Zachary Bright

The Wonder of it All


Making the Best of the Unendurable


“An inconvenience is only an adventure wrongly considered; an adventure is an inconvenience rightly considered.” – G.K. Chesterton (On Running After One’s Hat, All Things Considered, 1908)

I have not posted for a few days because I did not want to spread discouragement. Sometimes discouraging someone is a wicked thing to do. When we live in a world where people are slimed with evil or corruption and where entropy (The 1st and 2nd Laws of Thermodynamics) is a drag on all that we do, so that we must, with effort, create and maintain some beauty and order in our world, and keep some kind of hold on truth and reality, we all need all the courage we can get. C.S.Lewis wrote: “Courage is not simply one of the virtues, but the form of every virtue at the testing point.” Courage is required for every other virtue. For instance, courage helps to make a love that endures. To endure the costs of our projects and dreams or merely to endure with patience, faith and hope the difficulties of life, requires courage.

What motivates these reflections? After an upcoming surgery on my foot, I am facing six or more weeks of non-weight-bearing and some time in a rehab center or skilled nursing facility. I have been in this position before: almost a year of not walking in 2003 and four months of being non-weight-bearing earlier this year. I’m not worrying about the future; I see the future. If you read my post, “True Freedom”, you might have a clue that I have ‘issues’ with loss of control and not being able to produce and just the whole captivity with no definite end in sight. Notice that I said ‘captivity’, not ‘confinement’ or ‘convalescence’. ‘Incarceration’ might not be far from the mark. For awhile I collected pictures of dogs, wolves and foxes caught in traps. I have heard that they will sometimes gnaw a leg off to get away. I would do that without hesitation. I have done not literally that, but some things very like that. I understand that millions of people around the world are going through great suffering that I may never face: Christians facing persecution or people with a terminal illness. Pain is not my issue; I may even have a high pain threshold. When I have broached this subject, people have said something like, “Oh yeah that must be uncomfortable but necessary for the desired result or to avoid something worse.” Well that is true as far as it goes, but I do not then feel understood on a deep level. Someone who could understand that with my temperament and experiences, the captivity might almost be worse than the disease, would give me some hope of being understood. Everyone that is working with me on health issues wants what is best for me and some of them love me. Sometimes I wish though, that one person on my health team would have the single aim of getting me out of captivity as soon as possible.

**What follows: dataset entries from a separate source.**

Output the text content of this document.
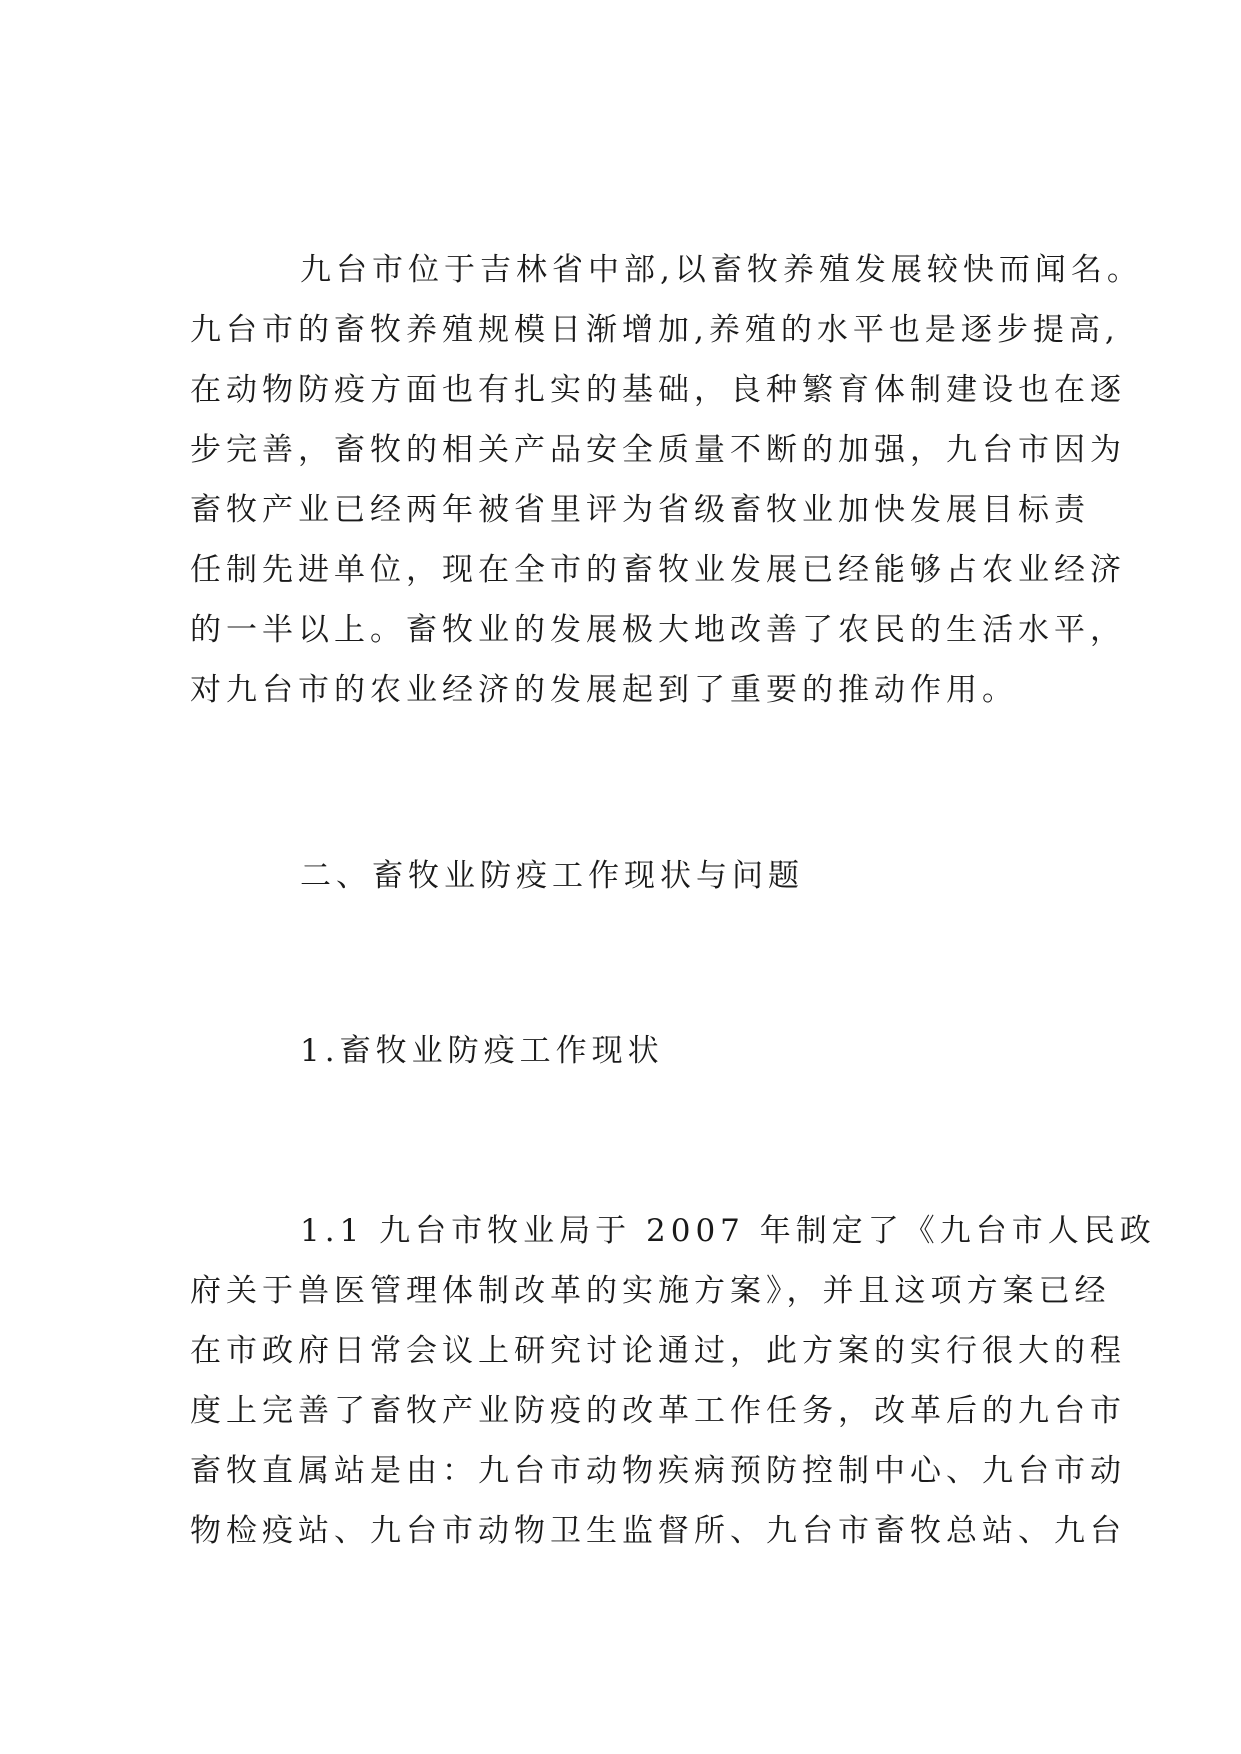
九台市位于吉林省中部,以畜牧养殖发展较快而闻名。
九台市的畜牧养殖规模日渐增加,养殖的水平也是逐步提高,
在动物防疫方面也有扎实的基础，良种繁育体制建设也在逐
步完善，畜牧的相关产品安全质量不断的加强，九台市因为
畜牧产业已经两年被省里评为省级畜牧业加快发展目标责
任制先进单位，现在全市的畜牧业发展已经能够占农业经济
的一半以上。畜牧业的发展极大地改善了农民的生活水平，
对九台市的农业经济的发展起到了重要的推动作用。
二、畜牧业防疫工作现状与问题
1.畜牧业防疫工作现状
1.1 九台市牧业局于 2007 年制定了《九台市人民政
府关于兽医管理体制改革的实施方案》，并且这项方案已经
在市政府日常会议上研究讨论通过，此方案的实行很大的程
度上完善了畜牧产业防疫的改革工作任务，改革后的九台市
畜牧直属站是由：九台市动物疾病预防控制中心、九台市动
物检疫站、九台市动物卫生监督所、九台市畜牧总站、九台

I believe everything that I wrote in other posts. Underneath me are the Everlasting Arms. God knows what is best for me and he is faithful and has never let me down. God will still use me for his glory, and to serve him is perfect freedom. “And we know that for those who love God all things work together for good, for those who are called according to his purpose.” (Rom. 8:28, ESV) Moreover, I understand the wisdom of living in ‘day-tight compartments’. We should not let regret for the past or worry about the future to bleed into today, and it is only today that I can meet with God and know his presence. Perhaps, like many, your thoughts have leaped to St Paul’s declaration: “I can do all things through him who strengthens me.” (Phil. 4:13, NRSV) I can add to that. Job in his understanding, by the end of the book, of God’s revelation of himself proclaims that, “I know that you can do all things, and that no purpose of yours can be thwarted.” (Job 42:2, NRSV) Jesus assured a desperate father with a demonized son that, “All things can be done for the one who believes.” (Mark 9:23cc, NRSV) I suppose you know that a ‘but’ is coming. Well, yes…

But still, while relying on God’s purpose and provision, the question remains of how to face and endure a known reality. Finding the quote above from G.K. Chesterton helped me to decide to make the time in captivity an adventure, especially an adventure in reading. I remember that C.S. Lewis sometimes enjoyed being home ill, because he could then plan and execute an ambitious reading plan for the duration. So I will try to go into receiving mode and make the best of it. I have tried this before with mixed results. I will certainly tell you if it doesn’t work.

Someone will suggest that if something must be done, it can be done. That is pretty cold comfort, and besides, not always true. However, I have observed that often when we think we can’t endure any more, we can endure a little more, and then we can add a little more to that, and so on.

“Alone of all the creeds, Christianity has added courage to the virtues of the Creator. For the only courage worth calling courage must necessarily mean that the soul passes a breaking point and does not break.” – from Orthodoxy by G.K. Chesterton

This post was powered by the album, “Worldwide Favorites” (1999) and the song, “Hopeless, Etc.” (1992, from “Dig”) both by Adam Again, and the song, “You” (1997, from “The Legend of Chin”) by Switchfoot.